A elevação das taxas de juros que o Fed vem promovendo (tendo em vista suas previsões) tem tido efeitos minúsculos e frequentemente acompanhados por fatos novos, contraditórios, que alteram profundamente as "expectativas" do mercado. A maldição dos Bancos Centrais é que eles têm de agir "olhando para a frente", fazendo previsões sobre o futuro que, por definição, é opaco, mas só sabem o que vêem pelo retrovisor, isto é, o que "viram no passado". Alan Greenspan olha no retrovisor e vê:
1) que o "exército de reserva" de trabalhadores, com variações aleatórias e estacionais, aproxima-se de um limite inferior. Em outras palavras, ele imagina que a economia está chegando perto de uma taxa de desemprego (hoje está em 4,1%) que poderá organizar mais agressivas reivindicações salariais. Isso não parece muito provável porque os ganhos de produtividade têm permitido substanciais aumentos reais de salários desde 1994;
2) que os ganhos de produtividade, ainda que derivados de progressos tecnológicos combinados com novos investimentos, principalmente no setor de telecomunicações e informática, continuam associados positivamente às variações do PIB, o que significa que uma redução do crescimento reduzirá, também, a taxa de expansão da produtividade;
3) que a variação da taxa de lucro das empresas não financeiras continua fortemente ligada às variações do PIB, de forma que uma redução do crescimento deve levar a uma diminuição dos investimentos e, provavelmente, a um ajuste nas Bolsas;
4) que o déficit em conta corrente continua ligado à expansão do PIB. Não é fora de propósito esperar que ele atinja 4,5% do PIB em 2000;
5) que ninguém sabe se há ou não uma "bolha" na Bolsa americana, ainda que haja forte e plausível argumentação nos dois sentidos. A característica da "bolha" é que ela só é conhecida quando explode;
6) que a missa de sétimo dia para a Opep não funcionou e ela parece ter ressuscitado, e
7) que ninguém sabe se existe ou não a "nova economia" que explicaria benignamente todos esses fatos. Objetivamente, o que está crescendo é a "expectativa" de inflação extraída das taxas de juros de longo prazo dos papéis do Tesouro americano com correção monetária, que estiveram em 2% ao longo de 1999.
Cada sinal desses é preocupante e alguns são contraditórios. A última coisa que o Fed deseja é precipitar uma aterrissagem forçada da economia americana, que teria o sabor de uma catástrofe neste ano eleitoral. O que fazer? Como todo Banco Central que se preza, aplicar a velha regra de Brainard: "Se você não sabe o que está fazendo, pelo amor de Deus, faça devagar", rezando para funcionar...

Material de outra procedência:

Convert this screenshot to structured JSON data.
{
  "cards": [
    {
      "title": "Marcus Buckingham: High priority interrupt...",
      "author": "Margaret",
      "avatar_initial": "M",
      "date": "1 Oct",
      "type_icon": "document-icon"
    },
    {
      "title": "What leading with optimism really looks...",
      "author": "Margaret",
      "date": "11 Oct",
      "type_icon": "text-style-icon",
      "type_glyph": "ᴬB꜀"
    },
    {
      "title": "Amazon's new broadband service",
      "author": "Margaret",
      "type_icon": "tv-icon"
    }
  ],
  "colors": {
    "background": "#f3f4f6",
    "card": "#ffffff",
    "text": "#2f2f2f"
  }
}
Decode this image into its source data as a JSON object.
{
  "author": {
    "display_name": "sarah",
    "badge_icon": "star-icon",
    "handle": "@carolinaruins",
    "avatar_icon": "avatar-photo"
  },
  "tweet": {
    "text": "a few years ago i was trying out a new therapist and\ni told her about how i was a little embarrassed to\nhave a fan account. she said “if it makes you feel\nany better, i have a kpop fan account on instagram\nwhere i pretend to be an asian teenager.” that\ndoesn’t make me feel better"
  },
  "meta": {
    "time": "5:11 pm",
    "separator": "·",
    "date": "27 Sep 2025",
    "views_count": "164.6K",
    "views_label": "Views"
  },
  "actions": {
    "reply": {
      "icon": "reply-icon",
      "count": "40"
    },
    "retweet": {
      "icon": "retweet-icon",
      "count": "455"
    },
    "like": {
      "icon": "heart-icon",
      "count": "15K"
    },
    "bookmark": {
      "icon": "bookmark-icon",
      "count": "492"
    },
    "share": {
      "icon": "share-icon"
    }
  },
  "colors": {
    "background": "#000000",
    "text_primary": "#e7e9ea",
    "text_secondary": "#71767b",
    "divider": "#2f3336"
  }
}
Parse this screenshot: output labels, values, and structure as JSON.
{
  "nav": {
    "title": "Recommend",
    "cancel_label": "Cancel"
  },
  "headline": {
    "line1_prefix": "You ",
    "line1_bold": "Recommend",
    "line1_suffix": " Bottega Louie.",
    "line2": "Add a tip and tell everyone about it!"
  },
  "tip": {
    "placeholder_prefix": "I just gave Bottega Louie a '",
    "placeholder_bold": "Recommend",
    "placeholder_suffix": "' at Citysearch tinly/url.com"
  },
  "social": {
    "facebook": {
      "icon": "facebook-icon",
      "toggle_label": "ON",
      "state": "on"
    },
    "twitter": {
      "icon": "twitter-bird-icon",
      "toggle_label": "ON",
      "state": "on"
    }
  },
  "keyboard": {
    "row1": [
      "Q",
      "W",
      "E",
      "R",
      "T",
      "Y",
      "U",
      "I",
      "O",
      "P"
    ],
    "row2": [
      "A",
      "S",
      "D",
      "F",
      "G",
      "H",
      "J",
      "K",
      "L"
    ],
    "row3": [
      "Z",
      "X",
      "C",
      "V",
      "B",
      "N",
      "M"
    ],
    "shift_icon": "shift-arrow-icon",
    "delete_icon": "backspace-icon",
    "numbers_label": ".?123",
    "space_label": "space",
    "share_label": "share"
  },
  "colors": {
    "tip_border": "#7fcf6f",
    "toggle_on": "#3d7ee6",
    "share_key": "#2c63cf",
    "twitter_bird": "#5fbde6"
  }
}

Antonio Delfim Netto escreve às quartas-feiras nesta coluna.



Texto Anterior: Rio de Janeiro - Carlos Heitor Cony: A melhor parte
Próximo Texto: Frases

Índice

Copyright Empresa Folha da Manhã S/A. Todos os direitos reservados. É proibida a reprodução do conteúdo desta página em qualquer meio de comunicação, eletrônico ou impresso, sem autorização escrita da Agência Folha.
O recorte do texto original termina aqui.